Machura Katharina, Steppan Dominik, Neubauer Bjoern, Alenina Natalia, Coffman Thomas M, Facemire Carie S, Hilgers Karl F, Eckardt Kai-Uwe, Wagner Charlotte, Kurtz Armin
Institute of Physiology, University of Regensburg, Regensburg, Germany.
Am J Physiol Renal Physiol. 2009 Nov;297(5):F1371-80. doi: 10.1152/ajprenal.00378.2009. Epub 2009 Aug 26.
During nephrogenesis, renin expression shifts from the vessel walls of interlobular arteries to the terminal portions of afferent arterioles in a wavelike pattern. Since the mechanisms responsible for the developmental deactivation of renin expression are as yet unknown, we hypothesized that the developing renin-angiotensin system (RAS) may downregulate itself via negative feedback to prevent overactivity of renin. To test for a possible role of angiotensin II in the developmental deactivation of renin expression, we studied the development of intrarenal renin expression in mice lacking ANG II AT1a, AT1b, or AT2 receptors and in animals with abolished circulating ANG II due to deletion of the gene for angiotensin I-converting enzyme (ACE). The development of intrarenal renin expression was normal in mice lacking ANG II AT1b or AT2 receptors. In animals lacking both ANG II AT1a and AT1b receptors, ACE, or ANG II AT1a receptors, renin expression was normal early and renin disappeared from mature vessels until development of cortical interlobular and afferent arterioles began. The development of cortical vessels in these genotypes was accompanied by a markedly increased number of renin-expressing cells, many of which were ectopically located and attached in a grapelike fashion to the outer vessel perimeter. Although the number of renin-expressing cells declined during final maturation of the kidneys, the atypical distribution pattern of renin cells was maintained. These findings suggest that ANG II does not play a central role in the typical developmental shift in renin expression from the arcuate vessels to the afferent arterioles. During postnatal maturation of mouse kidneys, interruption of the RAS causes severe hyperplasia of renin cells via a mechanism that centrally involves AT(1a) receptors. However, the distribution pattern of renin cells in adult kidneys with an interrupted RAS does not mimic any normal developmental stage since renin expression is frequently found in cells outside the arteriolar vessel walls in RAS mutants.

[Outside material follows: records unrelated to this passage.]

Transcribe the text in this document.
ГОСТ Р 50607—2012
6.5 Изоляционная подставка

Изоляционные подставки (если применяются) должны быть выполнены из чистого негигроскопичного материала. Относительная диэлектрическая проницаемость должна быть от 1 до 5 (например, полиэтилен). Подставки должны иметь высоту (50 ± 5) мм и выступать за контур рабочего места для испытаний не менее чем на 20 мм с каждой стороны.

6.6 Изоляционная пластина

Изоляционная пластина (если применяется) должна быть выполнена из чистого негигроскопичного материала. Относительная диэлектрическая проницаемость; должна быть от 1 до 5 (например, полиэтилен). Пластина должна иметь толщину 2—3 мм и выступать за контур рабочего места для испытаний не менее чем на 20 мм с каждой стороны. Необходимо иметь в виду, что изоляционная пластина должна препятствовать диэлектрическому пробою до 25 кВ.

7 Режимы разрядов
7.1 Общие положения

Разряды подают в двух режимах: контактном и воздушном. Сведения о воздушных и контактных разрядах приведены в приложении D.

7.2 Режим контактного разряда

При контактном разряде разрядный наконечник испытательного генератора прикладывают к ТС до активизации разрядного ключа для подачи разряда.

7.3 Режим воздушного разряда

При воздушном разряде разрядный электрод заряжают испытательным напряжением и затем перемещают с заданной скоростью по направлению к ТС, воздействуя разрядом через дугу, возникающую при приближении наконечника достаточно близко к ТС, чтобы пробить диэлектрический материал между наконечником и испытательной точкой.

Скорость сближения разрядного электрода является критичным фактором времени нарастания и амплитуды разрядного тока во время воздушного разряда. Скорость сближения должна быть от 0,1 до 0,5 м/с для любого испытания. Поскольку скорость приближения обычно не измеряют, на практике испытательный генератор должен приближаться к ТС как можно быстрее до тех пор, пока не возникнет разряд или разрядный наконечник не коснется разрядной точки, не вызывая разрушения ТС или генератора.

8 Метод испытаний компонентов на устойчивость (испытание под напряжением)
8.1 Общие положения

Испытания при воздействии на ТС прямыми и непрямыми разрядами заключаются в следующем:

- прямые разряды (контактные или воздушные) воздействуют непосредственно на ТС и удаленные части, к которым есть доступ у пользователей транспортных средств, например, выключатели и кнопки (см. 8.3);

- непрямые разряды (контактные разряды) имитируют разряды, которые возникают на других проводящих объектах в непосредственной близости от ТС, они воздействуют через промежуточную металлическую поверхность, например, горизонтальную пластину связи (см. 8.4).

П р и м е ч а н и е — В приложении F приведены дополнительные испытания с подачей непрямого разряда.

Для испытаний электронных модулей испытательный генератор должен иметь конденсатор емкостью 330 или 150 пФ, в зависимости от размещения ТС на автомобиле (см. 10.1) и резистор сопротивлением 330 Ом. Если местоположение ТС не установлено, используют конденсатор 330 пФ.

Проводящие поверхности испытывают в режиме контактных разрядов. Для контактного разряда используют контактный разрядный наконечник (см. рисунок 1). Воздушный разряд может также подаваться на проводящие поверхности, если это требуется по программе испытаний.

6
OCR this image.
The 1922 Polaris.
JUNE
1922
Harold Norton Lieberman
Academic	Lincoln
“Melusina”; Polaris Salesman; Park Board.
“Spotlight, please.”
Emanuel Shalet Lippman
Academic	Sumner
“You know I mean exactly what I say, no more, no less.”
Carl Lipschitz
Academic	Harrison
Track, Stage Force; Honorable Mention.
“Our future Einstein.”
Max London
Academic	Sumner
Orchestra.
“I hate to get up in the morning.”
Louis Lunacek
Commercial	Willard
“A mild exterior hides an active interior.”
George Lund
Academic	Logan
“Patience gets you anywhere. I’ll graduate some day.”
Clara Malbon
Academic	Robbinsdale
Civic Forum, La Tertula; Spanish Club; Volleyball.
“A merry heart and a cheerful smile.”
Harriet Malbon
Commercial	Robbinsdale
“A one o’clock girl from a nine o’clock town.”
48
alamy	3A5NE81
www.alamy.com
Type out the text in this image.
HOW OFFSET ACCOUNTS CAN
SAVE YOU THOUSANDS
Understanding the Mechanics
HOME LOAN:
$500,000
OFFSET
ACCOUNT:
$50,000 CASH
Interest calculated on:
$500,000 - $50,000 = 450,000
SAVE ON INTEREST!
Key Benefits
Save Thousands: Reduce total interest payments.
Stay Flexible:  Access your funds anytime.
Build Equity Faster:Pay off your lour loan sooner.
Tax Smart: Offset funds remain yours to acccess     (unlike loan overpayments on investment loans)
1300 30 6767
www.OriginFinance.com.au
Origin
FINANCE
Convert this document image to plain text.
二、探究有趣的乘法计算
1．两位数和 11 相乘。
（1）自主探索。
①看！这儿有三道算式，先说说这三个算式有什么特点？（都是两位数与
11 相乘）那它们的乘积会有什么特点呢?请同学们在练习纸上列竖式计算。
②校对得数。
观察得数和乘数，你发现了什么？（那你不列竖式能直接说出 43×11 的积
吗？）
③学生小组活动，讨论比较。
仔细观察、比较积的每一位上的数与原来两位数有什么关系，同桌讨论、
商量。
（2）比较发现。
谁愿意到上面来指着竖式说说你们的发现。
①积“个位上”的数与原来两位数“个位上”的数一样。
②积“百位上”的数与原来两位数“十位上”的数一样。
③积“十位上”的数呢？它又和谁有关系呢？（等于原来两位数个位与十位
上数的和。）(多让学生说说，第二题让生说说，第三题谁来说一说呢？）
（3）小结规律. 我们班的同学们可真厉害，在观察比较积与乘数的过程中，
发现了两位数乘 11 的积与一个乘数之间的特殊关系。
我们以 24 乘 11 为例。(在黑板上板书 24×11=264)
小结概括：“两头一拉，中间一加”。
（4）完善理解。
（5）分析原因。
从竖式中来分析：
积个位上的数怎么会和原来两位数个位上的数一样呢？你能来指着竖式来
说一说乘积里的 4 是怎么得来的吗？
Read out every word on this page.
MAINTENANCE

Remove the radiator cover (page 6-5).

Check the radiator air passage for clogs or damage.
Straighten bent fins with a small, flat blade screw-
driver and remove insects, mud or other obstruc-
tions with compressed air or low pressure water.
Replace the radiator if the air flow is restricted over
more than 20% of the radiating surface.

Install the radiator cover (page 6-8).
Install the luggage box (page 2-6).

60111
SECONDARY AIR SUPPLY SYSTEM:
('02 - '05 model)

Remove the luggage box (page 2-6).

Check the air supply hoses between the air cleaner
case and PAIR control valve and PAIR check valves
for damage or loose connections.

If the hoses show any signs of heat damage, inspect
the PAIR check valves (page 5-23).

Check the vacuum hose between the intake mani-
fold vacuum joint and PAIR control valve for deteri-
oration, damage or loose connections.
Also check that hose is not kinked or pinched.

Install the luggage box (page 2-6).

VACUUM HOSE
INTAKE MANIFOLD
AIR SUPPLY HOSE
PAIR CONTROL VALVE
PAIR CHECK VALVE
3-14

在肾发生过程中,肾素表达以波浪状模式从叶间动脉的血管壁转移至入球小动脉的终末部分。由于肾素表达发育性失活的机制尚不清楚,我们推测发育中的肾素 - 血管紧张素系统(RAS)可能通过负反馈下调自身,以防止肾素过度激活。为了检测血管紧张素II在肾素表达发育性失活中的可能作用,我们研究了缺乏血管紧张素II AT1a、AT1b或AT2受体的小鼠以及因血管紧张素I转换酶(ACE)基因缺失而导致循环血管紧张素II缺失的动物肾内肾素表达的发育情况。缺乏血管紧张素II AT1b或AT2受体的小鼠肾内肾素表达发育正常。在同时缺乏血管紧张素II AT1a和AT1b受体、ACE或血管紧张素II AT1a受体的动物中,肾素表达早期正常,肾素从成熟血管中消失,直到皮质叶间动脉和入球小动脉开始发育。这些基因型的皮质血管发育伴随着肾素表达细胞数量的显著增加,其中许多细胞异位定位并以葡萄状方式附着于血管外周。虽然在肾脏最终成熟过程中肾素表达细胞数量减少,但肾素细胞的非典型分布模式得以维持。这些发现表明,血管紧张素II在肾素表达从弓形血管向入球小动脉的典型发育转变中不发挥核心作用。在小鼠肾脏出生后成熟过程中,RAS的中断通过一种主要涉及AT(1a)受体的机制导致肾素细胞严重增生。然而,RAS中断的成年肾脏中肾素细胞的分布模式并不模仿任何正常发育阶段,因为在RAS突变体中,肾素表达经常出现在小动脉血管壁外的细胞中。